I don’t need to offer any advice about them because even though you’ll see ITs in your travels, you probably won’t meet any.
The Perpetual Planner (PP)
That tourist who’s never without a guidebook and a highlighter? It’s the Perpetual Planner, constantly perusing bus, plane and train schedules and asking: “What if we…?” PPs are resourceful, often thrifty and know precisely what they want to see. If something interrupts their plans, that’s okay — they have contingency plans.
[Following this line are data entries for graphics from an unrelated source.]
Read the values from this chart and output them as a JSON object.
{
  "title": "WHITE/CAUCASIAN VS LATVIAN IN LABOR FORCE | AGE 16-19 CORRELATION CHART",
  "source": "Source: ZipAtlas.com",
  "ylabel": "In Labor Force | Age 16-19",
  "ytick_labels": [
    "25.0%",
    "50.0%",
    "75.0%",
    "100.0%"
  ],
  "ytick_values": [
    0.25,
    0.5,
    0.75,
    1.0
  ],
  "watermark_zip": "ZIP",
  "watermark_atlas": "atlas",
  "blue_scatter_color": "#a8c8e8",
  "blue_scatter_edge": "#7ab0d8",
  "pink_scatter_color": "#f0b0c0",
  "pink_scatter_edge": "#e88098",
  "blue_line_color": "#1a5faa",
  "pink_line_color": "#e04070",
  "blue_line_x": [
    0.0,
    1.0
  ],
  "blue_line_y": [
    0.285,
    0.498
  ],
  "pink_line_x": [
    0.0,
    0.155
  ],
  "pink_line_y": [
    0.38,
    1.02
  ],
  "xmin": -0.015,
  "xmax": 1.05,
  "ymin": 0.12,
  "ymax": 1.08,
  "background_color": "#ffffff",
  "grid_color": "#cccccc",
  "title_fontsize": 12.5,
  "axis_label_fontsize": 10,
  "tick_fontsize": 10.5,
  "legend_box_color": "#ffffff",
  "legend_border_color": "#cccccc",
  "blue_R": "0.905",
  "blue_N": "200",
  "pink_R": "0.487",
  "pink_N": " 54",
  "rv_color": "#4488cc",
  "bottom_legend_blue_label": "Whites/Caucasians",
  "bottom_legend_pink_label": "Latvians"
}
As long as a Perpetual Planner isn’t too focused on the next location, he or she can make for great traveling companions — and save you some planning.
The Flow Goer (FG)
Here’s the mirror image of the Perpetual Planner: The Flow Goer is a huge believer in serendipity and that things always work out. Planning? Ha! An FG’s preferred method of traveling involves showing up at the airport and hoping there’s a flight to wherever he or she is going. The FG will aimlessly wander big cities hoping to stumble on the highlights. After returning home, a Flow Goer might say things like: “Really? I didn’t know the Taj Mahal was in India.”
FGs actually can make good traveling companions: they rarely get ruffled. Just remember that they often need a bit of help focusing.
The Always Adventuring (AA)
The good thing about Always Adventuring travelers: they’re up for anything. The bad thing: traveling with them can be exhausting. When you’re with an AA, don’t even think about sticking your toes in the sand and contemplating the ocean for more than five minutes. This kind of tourist wants to get up at 4 a.m. to go zip lining, scuba diving and trekking through the mountains before breakfast.
Always Adventuring types can be fun to be around, but don’t expect to get much rest if you are traveling with one.
A Final Word
I created this list mostly in jest and there is a lot of room for interpretation. For example, I strive to be an Eager Enthusiast but sometimes tend to be too much of an Always Adventuring type.
After reading this piece, you may want to invent a new classification just for me: The Arrogant Categorizer (AC).